Commenting on salaries and benefits packages, Mövenpick’s Gates said he personally felt they were “lower than what they should be, especially at the lower level, for stewards and commis chefs”.
“Some would argue that a lot of people who come to the Middle East cannot earn such money in their own countries and that is why they are here.
“But I think everyone would agree that working in the kitchen is not easy — and long hours and six-day weeks can take their toll,” he pointed out.
Renaissance Dubai Hotel director of F&B Andy Kurfürst added: “We generally work all the times when everyone else is off having fun! It’s also a very physically challenging job.
“But in this region, I think we are doing OK [regarding salaries], as usually accommodation, food, uniforms, transport and airfares are included in the package and it is still tax-free,” he added.
Marriott’s Baker said he felt benefits such as housing had improved in recent years, “but not so much the salaries”.
“Traditionally, as a learning chef, you’d go to work at a place with a recognised name and a great reputation, and you went there for the opportunity and because it would be good for your career and development,” he said.
“But now people jump ship just for the money, and it upsets the market.
“It takes a lot of time to learn this job. I have travelled the world for years to try to learn and improve, but it’s like people now have sold out to the highest bidder.”
So how can the Middle East right this situation before it has a truly detrimental effect?
Renaissance’s Kurfürst said he believed it was on the right track: “Dubai should keep doing what it has been doing for the past 20 years — grow and boost publicity of the place as a great destination.”
Similarly, Al Bustan Rotana’s Prud’homme said that, despite the economic crisis, people still viewed the region — specifically Dubai — as “a dreamland to work in”.
“Having tax-free compensation, an opportunity to learn, the diversity of business and leisure activities and living in a cosmopolitan city make an impact on kitchen employees,” he reasoned.
“I believe re-emphasising these attributes to the whole world would encourage more skilled chefs to come and work here.”

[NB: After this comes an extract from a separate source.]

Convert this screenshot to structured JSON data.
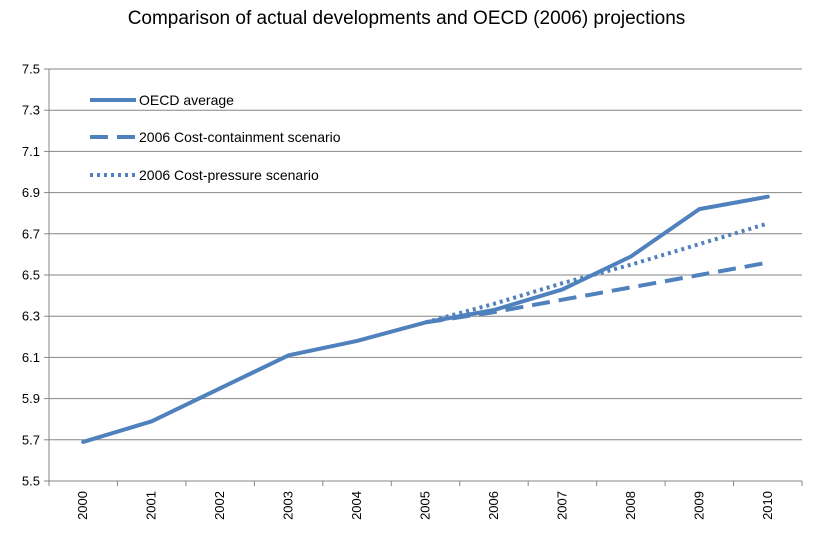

But Mövenpick’s Gates felt higher salaries and better packages, as well as a five-day working week, were necessary to attract more young culinary talent.
Marriott’s Baker added that the region needed to find a true identity.
“When you come to Dubai, there’s no real identity — not like there is in the great culinary places like France or Italy or India. We need to give [junior chefs] a reason to want to come here.
“Also there’s been a lot of negative western press recently about Dubai, which doesn’t help when you’re trying to attract people from Europe,” he added.
Desert Palm’s Boyce agreed that the region was still young and lacking it’s own true culinary flavour.
“Dubai doesn’t need big-name chefs from overseas coming in — although good publicity is always helpful to the industry; it needs its own culinary scene to expand, and to become a destination for good chefs wanting to showcase their talents,” he argued.
“It also needs to create a decent pool of junior chefs who wants to live here and learn.
“This has to be facilitated with government incentives — and there has to be a change to the current immigration policies, to allow people to come here,” Boyce asserted.
“The criteria should revolve around whether they are employable, not whether they have a job to come to.”
According to Marriott’s Baker, the region would also benefit from greater transparency between chefs regarding salaries and the skill standards of their staff.
“I know some places pay more, some less, but trying to get some realistic idea of the overall standard would be good,” he noted.
“When people poach staff from other properties, all too often they take unqualified people into higher positions that they aren’t ready for. They triple their salary and the junior chef moves, then a week later they’re back asking for their old job.
“If we could all work together more closely, and just be realistic about where our staff are and how they are progressing, it would actually help the industry in the long term.”